Make no mistake about it: a business is more important than any one person. A successful business is truly the sum of its parts. It’s a collection of people all working together to form a cohesive whole, helping the business as an entity move forward into the future and accomplish the goals that it has outlined for itself at the same time. Finding the right people to fill the right positions is one important step towards achieving this environment, but it is exactly that – one part. An element that is just as important (but one that far too many business owners fail to pay attention to until it’s far too late) comes from the idea that your employees also have to actually enjoy working with one another if your business is going to succeed the way you want it to.
The Business Consequences of Employees That Don’t Like Each Other
When your employees don’t like one another, it creates a situation where they become disengaged from their environment. This is true regardless of the type of industry that you’re operating in. When employee engagement suffers, nearly every other aspect of your enterprise will as well. Productivity begins to decline. The high level of customer service that you’ve become known for disappears. The individual goals of team members are no longer aligned with the larger corporate goals of your business.
In essence, the entire machine begins to break down. Think of your employees as the engine on a car. Each element is important in its own right, but they’re all working together to act as the force that propels the car forward.
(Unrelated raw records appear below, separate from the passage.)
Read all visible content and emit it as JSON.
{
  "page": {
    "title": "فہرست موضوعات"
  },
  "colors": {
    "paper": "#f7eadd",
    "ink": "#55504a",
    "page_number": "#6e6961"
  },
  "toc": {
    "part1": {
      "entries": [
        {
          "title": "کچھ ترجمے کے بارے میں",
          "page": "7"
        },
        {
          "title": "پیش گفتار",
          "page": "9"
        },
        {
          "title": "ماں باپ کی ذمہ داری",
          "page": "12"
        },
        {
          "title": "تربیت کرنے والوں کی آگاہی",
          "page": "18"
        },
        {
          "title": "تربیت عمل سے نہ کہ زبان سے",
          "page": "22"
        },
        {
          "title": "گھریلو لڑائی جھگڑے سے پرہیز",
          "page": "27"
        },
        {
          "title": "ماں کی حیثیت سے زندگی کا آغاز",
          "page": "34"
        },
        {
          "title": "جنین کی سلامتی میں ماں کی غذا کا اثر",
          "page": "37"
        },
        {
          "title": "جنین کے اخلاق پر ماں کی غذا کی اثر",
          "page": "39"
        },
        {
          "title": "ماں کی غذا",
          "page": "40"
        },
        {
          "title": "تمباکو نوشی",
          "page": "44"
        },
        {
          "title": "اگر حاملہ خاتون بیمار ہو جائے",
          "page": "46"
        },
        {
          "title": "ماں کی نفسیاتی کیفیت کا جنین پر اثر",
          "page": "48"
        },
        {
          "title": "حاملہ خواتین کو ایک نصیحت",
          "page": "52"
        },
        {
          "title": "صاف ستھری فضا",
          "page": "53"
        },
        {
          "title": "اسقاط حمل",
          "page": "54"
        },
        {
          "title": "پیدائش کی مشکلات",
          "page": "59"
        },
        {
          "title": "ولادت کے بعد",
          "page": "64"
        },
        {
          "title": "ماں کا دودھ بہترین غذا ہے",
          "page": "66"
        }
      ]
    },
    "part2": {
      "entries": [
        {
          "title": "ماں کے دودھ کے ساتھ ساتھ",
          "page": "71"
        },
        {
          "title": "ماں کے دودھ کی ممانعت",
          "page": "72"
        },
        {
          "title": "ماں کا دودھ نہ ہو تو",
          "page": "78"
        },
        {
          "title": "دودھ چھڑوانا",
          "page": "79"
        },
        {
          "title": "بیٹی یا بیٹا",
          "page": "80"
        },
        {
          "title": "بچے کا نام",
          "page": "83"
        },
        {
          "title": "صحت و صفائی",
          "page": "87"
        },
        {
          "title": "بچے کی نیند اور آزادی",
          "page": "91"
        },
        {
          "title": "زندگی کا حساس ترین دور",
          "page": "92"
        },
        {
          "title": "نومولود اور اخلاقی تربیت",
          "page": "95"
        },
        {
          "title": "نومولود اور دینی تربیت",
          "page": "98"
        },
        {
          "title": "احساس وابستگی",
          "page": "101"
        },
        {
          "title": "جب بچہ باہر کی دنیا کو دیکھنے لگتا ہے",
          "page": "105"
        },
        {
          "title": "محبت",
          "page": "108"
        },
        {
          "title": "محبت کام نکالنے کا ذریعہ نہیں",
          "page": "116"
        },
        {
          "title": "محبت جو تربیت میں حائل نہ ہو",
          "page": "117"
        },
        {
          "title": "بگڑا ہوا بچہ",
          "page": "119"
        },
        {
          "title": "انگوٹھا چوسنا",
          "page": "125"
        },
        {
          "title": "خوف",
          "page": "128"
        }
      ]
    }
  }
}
When they stop working together, the car doesn’t move – which is exactly what can happen if your employees don’t like each other and if this trend shows no signs of reversing itself anytime soon.
Ways to Improve Employee Relations
Team building exercises like business retreats aren’t just a great way to make sure that you’re working with a team of high-quality employees – it’s also a great opportunity to guarantee that these are high-quality people at the exact same time. Hosting regular events after work with the express intention of increasing relations and improving morale is the type of decision that will pay dividends for years to come.
Employees will begin to get more comfortable with one another and will develop the type of rapport that your business will thrive on. It creates the type of business where employees don’t just take pride in their own work, but in the work of everyone else, too. People want to see each other succeed, making them truly invested in the process. This creates the type of situation where the larger idea of your business benefits as a result.
These are just a few of the reasons why it is so important to make sure that your employees actually like each other. A (cheesy) old saying tells us that "there is no ‘I’ in ‘team’" – in the world of business, this is very much true. Employees that like each other not only as companions but as people are more willing to help each other when times get tough. They don’t just think about themselves – they think about themselves in the context of a much larger whole. They think about success less in terms of their own careers and more in terms of your business. Talented employees who don’t like the environment that they’re in because of their co-workers essentially accomplish the exact opposite.